Michigan Golfer ON-LINE

Adaptive Clinic Gets Golfers Back In The Game
By Kelly Hill

Forty-four-year-old Dave Slezak was a league golfer who had played the game for more than 20 years. In an 18-month period of 1997-98, however, he suffered three strokes that debilitated much of the left side of his body. His worst stroke came early in the summer of 1998. The last of his three strokes came in December.

In early June though, Slezak and 10 other stroke or accident victims were on the driving range at The Meadows in Allendale, as participants in the second-annual Adaptive Golf Clinic presented by Mary Free Bed Hospital in Grand Rapids. It was the first time that Slezak had been on a golf course since suffering his first stroke.

"Most of my left side was temporarily affected," said Slezak, the sales manager for Lach Diamond, Inc., which manufactures industrial diamond tooling. "Through therapy at Mary Free Bed and out-patient therapy though, they've gotten me back to about 90 percent."

Swinging a golf club was part of that therapy. "I didn't have the stability nor even the strength,' said Slezak, who noted that sometimes his therapists would have to fashion a strap around him to keep him from falling over while he was swinging. "Mary Free Bed is probably the biggest reason that I got back to work and back on my feet again."

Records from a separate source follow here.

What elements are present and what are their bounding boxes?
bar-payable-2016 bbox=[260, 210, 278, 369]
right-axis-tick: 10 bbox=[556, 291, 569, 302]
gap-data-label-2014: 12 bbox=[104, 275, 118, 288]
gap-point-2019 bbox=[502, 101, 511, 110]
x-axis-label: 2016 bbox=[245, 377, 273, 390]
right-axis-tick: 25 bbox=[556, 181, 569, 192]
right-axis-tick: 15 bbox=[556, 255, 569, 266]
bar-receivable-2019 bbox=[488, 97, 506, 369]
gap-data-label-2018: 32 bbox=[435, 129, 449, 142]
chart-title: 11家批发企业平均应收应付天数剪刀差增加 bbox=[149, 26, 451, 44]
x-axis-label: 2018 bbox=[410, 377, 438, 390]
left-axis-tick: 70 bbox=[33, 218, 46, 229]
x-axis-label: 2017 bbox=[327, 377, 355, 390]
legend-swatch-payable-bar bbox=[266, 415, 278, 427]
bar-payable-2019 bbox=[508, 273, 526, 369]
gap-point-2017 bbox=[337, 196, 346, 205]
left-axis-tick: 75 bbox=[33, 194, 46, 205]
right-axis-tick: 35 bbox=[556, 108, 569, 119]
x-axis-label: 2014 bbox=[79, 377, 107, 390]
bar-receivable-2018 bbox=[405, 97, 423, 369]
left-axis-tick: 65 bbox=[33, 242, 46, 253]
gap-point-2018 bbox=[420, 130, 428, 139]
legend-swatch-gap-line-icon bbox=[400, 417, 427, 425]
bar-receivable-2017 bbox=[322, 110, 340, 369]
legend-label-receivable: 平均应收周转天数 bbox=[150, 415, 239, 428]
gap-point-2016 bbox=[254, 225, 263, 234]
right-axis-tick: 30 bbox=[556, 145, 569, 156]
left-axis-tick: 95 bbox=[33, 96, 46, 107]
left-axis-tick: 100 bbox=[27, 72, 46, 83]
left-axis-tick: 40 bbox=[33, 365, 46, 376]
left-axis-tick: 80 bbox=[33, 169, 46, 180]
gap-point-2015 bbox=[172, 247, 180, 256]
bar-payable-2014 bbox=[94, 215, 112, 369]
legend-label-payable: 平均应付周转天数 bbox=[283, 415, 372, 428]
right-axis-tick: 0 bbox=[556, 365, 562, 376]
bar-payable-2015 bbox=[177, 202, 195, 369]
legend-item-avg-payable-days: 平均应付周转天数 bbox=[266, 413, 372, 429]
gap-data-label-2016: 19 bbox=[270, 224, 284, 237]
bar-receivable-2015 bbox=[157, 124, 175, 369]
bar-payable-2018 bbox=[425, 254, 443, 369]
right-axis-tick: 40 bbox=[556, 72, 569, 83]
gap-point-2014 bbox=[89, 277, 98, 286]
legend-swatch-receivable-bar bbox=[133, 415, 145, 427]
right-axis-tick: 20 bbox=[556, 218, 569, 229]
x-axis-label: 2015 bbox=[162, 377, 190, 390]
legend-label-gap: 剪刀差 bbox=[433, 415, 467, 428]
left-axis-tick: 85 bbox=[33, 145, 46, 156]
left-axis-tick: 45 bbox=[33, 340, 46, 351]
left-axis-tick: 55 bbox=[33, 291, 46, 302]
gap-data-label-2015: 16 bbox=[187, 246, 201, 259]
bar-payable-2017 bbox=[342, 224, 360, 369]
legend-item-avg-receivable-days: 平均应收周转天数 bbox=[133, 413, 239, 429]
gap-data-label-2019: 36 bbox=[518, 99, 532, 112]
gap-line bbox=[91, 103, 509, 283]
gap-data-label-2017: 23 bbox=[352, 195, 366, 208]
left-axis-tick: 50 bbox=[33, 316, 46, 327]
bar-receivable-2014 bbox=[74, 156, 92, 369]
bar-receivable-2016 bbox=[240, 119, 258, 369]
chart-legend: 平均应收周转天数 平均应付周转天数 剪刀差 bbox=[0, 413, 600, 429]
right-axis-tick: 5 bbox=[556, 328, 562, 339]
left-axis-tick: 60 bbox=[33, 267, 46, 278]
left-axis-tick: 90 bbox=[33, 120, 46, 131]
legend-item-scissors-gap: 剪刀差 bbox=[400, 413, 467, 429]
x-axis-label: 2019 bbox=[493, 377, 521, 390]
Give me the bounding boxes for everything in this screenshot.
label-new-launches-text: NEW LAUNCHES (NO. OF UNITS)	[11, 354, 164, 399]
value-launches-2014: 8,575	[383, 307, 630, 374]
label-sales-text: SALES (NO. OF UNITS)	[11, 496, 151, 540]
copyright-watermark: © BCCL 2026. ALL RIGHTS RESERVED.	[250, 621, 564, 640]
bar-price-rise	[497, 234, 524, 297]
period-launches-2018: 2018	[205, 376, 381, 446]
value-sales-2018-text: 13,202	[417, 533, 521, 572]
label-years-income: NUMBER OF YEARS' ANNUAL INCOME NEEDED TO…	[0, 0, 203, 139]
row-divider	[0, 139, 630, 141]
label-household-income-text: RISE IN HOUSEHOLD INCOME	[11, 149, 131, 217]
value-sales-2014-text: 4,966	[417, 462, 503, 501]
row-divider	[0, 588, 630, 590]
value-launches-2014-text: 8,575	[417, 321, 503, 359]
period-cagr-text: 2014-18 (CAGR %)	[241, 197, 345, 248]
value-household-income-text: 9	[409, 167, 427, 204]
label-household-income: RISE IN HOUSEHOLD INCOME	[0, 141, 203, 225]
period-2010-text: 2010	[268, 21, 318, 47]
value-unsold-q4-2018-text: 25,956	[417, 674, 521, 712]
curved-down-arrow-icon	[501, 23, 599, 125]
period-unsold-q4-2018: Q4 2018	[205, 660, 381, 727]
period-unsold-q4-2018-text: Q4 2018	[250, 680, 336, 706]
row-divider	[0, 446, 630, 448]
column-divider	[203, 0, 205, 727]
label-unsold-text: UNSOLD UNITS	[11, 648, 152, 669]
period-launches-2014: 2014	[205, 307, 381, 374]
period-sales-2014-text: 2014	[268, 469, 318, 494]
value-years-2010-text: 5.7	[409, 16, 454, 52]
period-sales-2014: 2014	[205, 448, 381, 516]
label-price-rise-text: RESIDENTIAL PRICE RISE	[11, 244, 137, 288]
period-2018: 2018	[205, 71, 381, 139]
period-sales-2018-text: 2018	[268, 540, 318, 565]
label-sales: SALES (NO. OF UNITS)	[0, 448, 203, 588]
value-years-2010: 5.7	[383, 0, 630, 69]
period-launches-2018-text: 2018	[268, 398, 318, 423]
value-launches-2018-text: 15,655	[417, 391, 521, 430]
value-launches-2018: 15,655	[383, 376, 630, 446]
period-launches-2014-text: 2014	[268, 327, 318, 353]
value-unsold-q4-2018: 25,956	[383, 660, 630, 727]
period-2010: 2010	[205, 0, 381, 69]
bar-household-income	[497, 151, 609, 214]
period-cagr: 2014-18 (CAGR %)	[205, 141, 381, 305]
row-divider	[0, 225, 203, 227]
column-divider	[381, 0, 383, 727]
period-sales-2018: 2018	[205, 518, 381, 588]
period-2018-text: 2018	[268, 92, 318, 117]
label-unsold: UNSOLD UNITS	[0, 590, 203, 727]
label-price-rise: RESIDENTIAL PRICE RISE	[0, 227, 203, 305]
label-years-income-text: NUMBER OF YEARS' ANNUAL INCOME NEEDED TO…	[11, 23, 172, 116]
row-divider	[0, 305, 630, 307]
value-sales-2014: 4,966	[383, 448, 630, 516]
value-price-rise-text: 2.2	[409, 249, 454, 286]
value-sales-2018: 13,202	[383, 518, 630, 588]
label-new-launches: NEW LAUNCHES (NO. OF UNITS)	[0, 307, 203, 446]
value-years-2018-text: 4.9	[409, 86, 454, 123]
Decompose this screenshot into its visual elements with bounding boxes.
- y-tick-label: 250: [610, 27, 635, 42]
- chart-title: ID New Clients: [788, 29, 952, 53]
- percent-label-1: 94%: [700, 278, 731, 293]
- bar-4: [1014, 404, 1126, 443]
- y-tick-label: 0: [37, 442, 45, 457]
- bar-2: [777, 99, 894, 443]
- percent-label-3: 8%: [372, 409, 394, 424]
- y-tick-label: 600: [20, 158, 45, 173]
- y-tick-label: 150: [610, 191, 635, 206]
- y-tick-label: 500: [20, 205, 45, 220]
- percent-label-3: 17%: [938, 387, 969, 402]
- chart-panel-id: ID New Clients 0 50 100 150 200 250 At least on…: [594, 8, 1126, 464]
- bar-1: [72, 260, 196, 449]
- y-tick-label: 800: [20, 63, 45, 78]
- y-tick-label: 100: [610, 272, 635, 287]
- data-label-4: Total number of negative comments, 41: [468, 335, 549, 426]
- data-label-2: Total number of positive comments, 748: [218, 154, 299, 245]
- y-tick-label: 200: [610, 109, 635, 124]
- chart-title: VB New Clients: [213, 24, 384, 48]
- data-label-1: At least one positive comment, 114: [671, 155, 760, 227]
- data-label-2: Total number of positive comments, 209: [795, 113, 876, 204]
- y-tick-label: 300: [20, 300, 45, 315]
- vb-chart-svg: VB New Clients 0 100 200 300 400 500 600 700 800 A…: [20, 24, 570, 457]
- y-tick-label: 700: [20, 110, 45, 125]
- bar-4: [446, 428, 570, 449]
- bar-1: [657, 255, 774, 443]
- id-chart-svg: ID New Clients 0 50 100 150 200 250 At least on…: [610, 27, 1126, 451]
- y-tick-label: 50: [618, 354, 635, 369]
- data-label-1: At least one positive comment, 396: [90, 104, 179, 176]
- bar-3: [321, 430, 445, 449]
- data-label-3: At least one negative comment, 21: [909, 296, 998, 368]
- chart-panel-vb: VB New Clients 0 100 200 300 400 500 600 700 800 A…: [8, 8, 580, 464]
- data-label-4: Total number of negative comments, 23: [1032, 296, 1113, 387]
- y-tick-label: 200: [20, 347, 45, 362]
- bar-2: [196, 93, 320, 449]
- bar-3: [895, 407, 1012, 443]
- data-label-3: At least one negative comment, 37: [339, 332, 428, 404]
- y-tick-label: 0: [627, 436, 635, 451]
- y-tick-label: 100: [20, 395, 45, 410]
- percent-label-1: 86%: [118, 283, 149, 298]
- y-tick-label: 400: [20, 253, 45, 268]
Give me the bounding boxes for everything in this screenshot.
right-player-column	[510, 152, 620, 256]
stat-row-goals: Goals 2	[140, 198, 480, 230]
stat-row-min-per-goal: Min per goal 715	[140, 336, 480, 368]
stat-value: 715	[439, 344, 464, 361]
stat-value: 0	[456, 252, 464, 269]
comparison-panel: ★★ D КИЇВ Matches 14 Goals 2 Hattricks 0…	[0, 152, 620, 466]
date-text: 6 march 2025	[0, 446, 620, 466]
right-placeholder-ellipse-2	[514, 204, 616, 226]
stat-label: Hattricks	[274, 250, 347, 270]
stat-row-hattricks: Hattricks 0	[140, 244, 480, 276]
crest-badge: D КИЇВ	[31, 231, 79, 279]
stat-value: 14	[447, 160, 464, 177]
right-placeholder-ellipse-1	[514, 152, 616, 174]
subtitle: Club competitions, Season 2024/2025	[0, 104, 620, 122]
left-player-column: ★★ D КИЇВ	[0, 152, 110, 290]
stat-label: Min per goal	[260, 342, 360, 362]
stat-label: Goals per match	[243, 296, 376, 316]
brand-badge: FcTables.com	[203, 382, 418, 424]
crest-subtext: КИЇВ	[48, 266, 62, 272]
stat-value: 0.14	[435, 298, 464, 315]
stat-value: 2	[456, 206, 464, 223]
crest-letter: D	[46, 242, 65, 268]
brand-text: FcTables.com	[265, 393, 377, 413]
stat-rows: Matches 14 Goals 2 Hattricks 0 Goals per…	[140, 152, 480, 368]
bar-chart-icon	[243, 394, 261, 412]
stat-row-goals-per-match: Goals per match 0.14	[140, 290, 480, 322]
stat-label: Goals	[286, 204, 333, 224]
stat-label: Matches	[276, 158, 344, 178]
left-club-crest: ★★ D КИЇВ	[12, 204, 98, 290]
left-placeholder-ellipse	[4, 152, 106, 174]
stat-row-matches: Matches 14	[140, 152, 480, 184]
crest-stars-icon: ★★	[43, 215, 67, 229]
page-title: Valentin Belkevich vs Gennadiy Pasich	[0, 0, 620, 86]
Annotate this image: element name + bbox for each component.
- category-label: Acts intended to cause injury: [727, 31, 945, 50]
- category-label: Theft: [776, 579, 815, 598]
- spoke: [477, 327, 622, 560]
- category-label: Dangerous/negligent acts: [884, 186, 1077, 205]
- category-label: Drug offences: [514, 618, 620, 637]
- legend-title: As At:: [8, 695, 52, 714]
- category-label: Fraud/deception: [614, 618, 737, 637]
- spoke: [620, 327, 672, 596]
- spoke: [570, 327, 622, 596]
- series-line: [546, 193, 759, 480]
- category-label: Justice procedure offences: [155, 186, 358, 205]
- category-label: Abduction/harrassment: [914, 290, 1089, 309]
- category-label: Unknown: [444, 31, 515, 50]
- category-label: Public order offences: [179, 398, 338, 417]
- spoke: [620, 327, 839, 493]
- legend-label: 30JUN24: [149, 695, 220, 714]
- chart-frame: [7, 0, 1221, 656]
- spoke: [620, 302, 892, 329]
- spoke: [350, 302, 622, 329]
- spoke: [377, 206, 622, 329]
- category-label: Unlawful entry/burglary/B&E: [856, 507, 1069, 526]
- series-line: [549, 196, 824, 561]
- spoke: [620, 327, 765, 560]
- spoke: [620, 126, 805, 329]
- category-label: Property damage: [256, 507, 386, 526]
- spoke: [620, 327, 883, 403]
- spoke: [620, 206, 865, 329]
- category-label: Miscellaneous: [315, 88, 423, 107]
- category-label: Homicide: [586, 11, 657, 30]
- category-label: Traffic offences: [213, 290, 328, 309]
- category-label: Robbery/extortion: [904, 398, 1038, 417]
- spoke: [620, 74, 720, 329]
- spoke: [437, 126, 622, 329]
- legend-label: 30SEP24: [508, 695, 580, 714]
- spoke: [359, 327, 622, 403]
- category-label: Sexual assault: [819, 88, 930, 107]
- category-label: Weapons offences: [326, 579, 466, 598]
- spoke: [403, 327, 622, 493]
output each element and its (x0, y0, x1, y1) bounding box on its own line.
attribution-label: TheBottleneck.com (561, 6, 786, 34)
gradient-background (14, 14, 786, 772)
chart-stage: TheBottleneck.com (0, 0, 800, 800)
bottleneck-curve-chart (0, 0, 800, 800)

Having endured months of grueling physical therapy, Slezak now readily welcomes any frustration that golf can throw at him. "Golf is an outlet to relieve stress," he said, "even though it's a stressful game. I do missing walking around the course, though. I think I miss that more than anything else."

Slezak, who with his wife, Sara, has two daughters, 21-year-old Pam and 19-year-old Laure, boasted a 9-hole average in the low 40s and would occasionally break 40 before suffering his strokes.

"Most of these people had an interest in golf prior to an injury or illness," said clinic director Kelly Merz, a Certified Therapeutic Recreation Therapist who offers her instruction from her own wheelchair.

"This lets them get back into the game. It's fun for them and for us, but we are here to teach them life skills."

"The clinic, which featured four women and seven men, also introduced a wide variety of golf equipment that has been adapted to the needs of these golfers. that equipment includes oversized tees, devices that allow a golfer to tee up a ball or pick up a ball without bending over, Velcro straps that provide a better grip on a club and a one-person golf car with a bag holder on the front and a seat that swivels to allow its rider to play without leaving the car. Clubs also have been adapted, with differently angled heads, for use by the players who must golf from a seated position.

"I had heard of other clinics in the area, so I went to one near Detroit and then I went to a three-day golf symposium in Indiana," Merz said. "I came back from those and formulated the ideas for this clinic. I'm a pretty bad golfer myself right now," she added, "but I haven't been out there much."

"According to Merz, the Adaptive Golf Clinic is only a means to get these avid golfers back on the links. "We are going to look at establishing a league next year," Merz said. "A lot of people have the skill now, so we want to give them a chance to apply those skills on the golf course.

"We want to help people get back out onto the golf course if that's what they want to do," Merz said. "We are trying to help them do whatever it is they enjoy doing."